Purpose : Glucose Metabolism plays a pivotal role in maintaining the normal function of the neural retina. Dysfunction of glucose metabolism is a feature of several macular diseases. However, whether glucose metabolism in the macula is different from the rest of the retina is still not clear. We have established a unique human neuroretinal explant system to study the differences in glucose metabolism between the human macula and peripheral retina.

Methods : C¹³ glucose was incubated with human macular explants from six donors for 2 and 4 hours. Downstream metabolites were extracted from the cultured neuroretina and analysed by Gas Chromatography Mass Spectroscopy. Results were compared with samples of peripheral retina of the same eye. We also studied the differential expression levels of key enzymes in glucose metabolism from the macula and peripheral retina by western blot.

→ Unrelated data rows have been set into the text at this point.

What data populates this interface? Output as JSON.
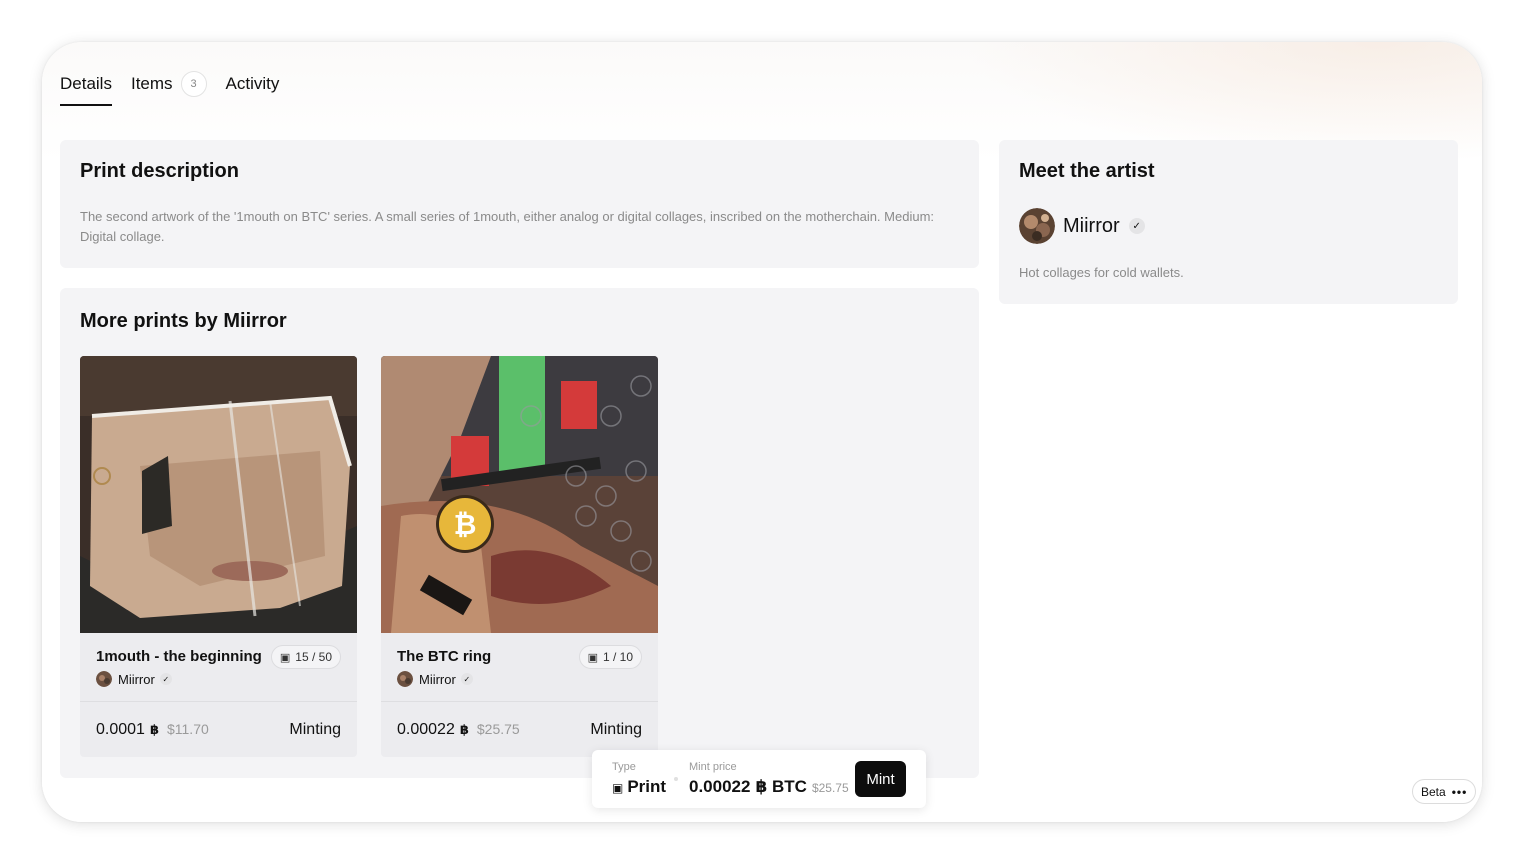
{
  "tabs": [
    {
      "label": "Details",
      "active": true
    },
    {
      "label": "Items",
      "count": "3"
    },
    {
      "label": "Activity"
    }
  ],
  "description": {
    "title": "Print description",
    "text": "The second artwork of the '1mouth on BTC' series. A small series of 1mouth, either analog or digital collages, inscribed on the motherchain. Medium: Digital collage."
  },
  "more_prints": {
    "title": "More prints by Miirror",
    "items": [
      {
        "name": "1mouth - the beginning",
        "edition": "15 / 50",
        "artist": "Miirror",
        "price": "0.0001",
        "price_unit": "฿",
        "usd": "$11.70",
        "status": "Minting"
      },
      {
        "name": "The BTC ring",
        "edition": "1 / 10",
        "artist": "Miirror",
        "price": "0.00022",
        "price_unit": "฿",
        "usd": "$25.75",
        "status": "Minting"
      }
    ]
  },
  "artist": {
    "title": "Meet the artist",
    "name": "Miirror",
    "bio": "Hot collages for cold wallets."
  },
  "mint_bar": {
    "type_label": "Type",
    "type_value": "Print",
    "price_label": "Mint price",
    "price_value": "0.00022",
    "price_unit": "฿ BTC",
    "usd": "$25.75",
    "button": "Mint"
  },
  "beta": {
    "label": "Beta"
  },
  "icons": {
    "verified": "check-badge-icon",
    "edition": "prints-stack-icon",
    "more": "more-dots-icon"
  }
}
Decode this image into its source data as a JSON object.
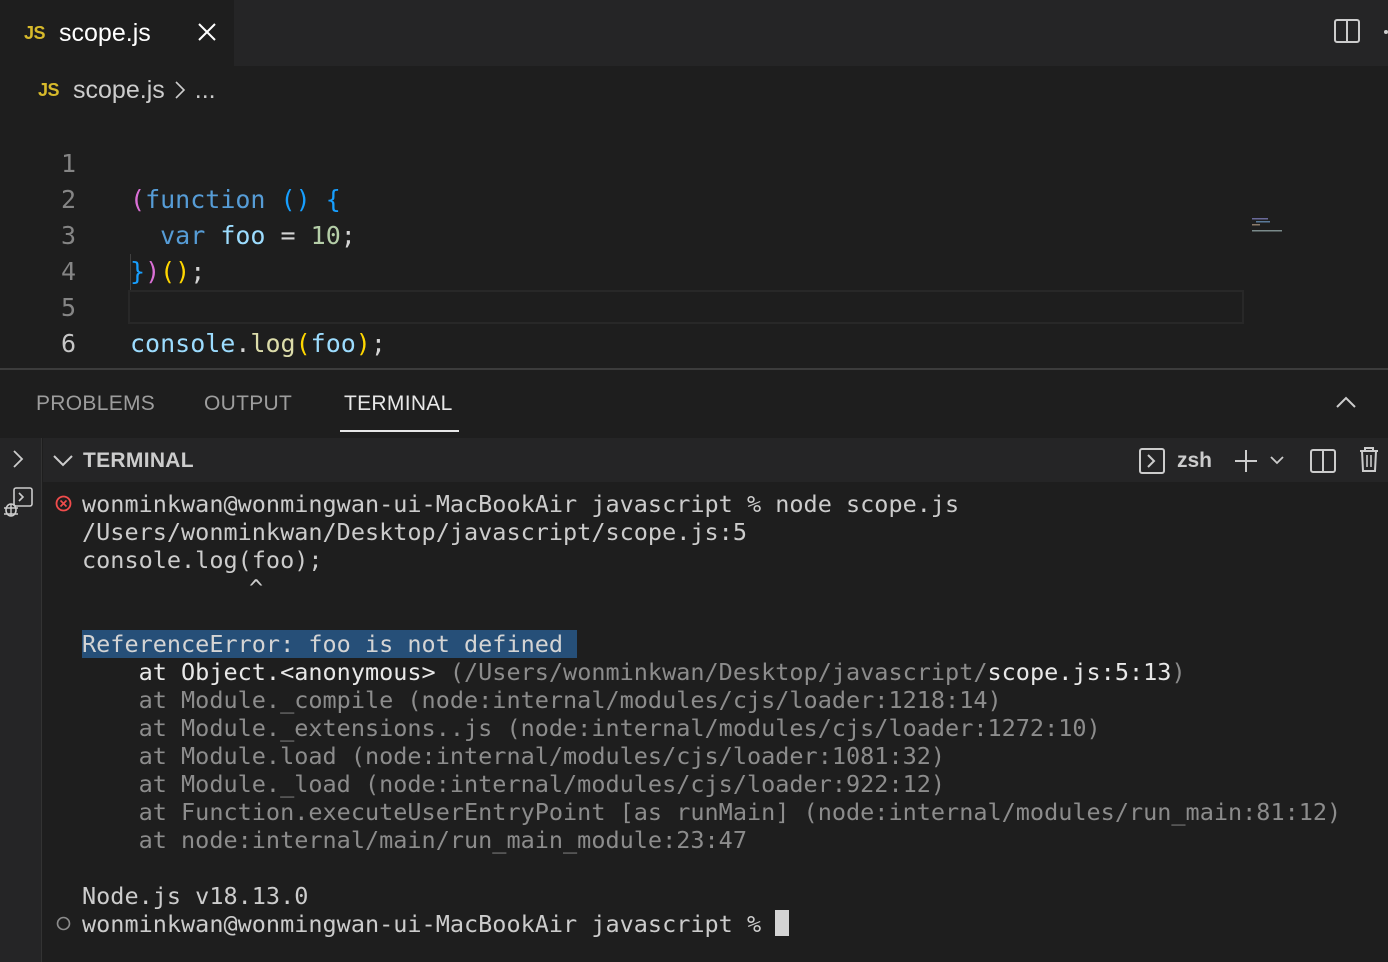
{
  "tab": {
    "badge": "JS",
    "label": "scope.js"
  },
  "breadcrumb": {
    "badge": "JS",
    "file": "scope.js",
    "more": "..."
  },
  "editor": {
    "line_numbers": [
      "1",
      "2",
      "3",
      "4",
      "5",
      "6"
    ],
    "active_line": "6"
  },
  "panel": {
    "tabs": [
      "PROBLEMS",
      "OUTPUT",
      "TERMINAL"
    ],
    "active_tab": "TERMINAL",
    "terminal_header": "TERMINAL",
    "shell": "zsh"
  },
  "terminal": {
    "prompt1": "wonminkwan@wonmingwan-ui-MacBookAir javascript % node scope.js",
    "path": "/Users/wonminkwan/Desktop/javascript/scope.js:5",
    "source": "console.log(foo);",
    "caret": "^",
    "error": "ReferenceError: foo is not defined",
    "stack0_prefix": "    at Object.<anonymous> ",
    "stack0_path": "(/Users/wonminkwan/Desktop/javascript/",
    "stack0_file": "scope.js:5:13",
    "stack0_close": ")",
    "stack": [
      "    at Module._compile (node:internal/modules/cjs/loader:1218:14)",
      "    at Module._extensions..js (node:internal/modules/cjs/loader:1272:10)",
      "    at Module.load (node:internal/modules/cjs/loader:1081:32)",
      "    at Module._load (node:internal/modules/cjs/loader:922:12)",
      "    at Function.executeUserEntryPoint [as runMain] (node:internal/modules/run_main:81:12)",
      "    at node:internal/main/run_main_module:23:47"
    ],
    "version": "Node.js v18.13.0",
    "prompt2": "wonminkwan@wonmingwan-ui-MacBookAir javascript % "
  },
  "colors": {
    "accent_js": "#d7ba2b",
    "selection": "#264f78",
    "error": "#f14c4c"
  }
}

Results : We found significant differences in the proportions of C¹³ glucose labeled metabolites between the macula and peripheral neuroretina. The biosynthesis rates of lactate and pyruvate were significantly higher, but phosphoenolpyruvate was significantly lower, in the macula than in the peripheral retina. This was consistent with the observation of significantly higher protein expression levels of Pyruvate Kinase M2 and Lactate Dehydrogenase A in the macula compared with the peripheral retina. We also found the biosynthesis of major metabolites in the tricarboxylic acid (TCA) cycle, α-ketoglutarate, glutamate, and succinate, were significantly lower in macular than peripheral neuroretina.

Conclusions : The human macula metabolises glucose differently than the rest of the retina. We found that glucose was metabolized more by glycolysis in the macula and more by oxidative phosphorylation in the peripheral retina. This difference may explain at least in part why the macula is more susceptible to disease than the rest of the retina.

This is a 2020 ARVO Annual Meeting abstract.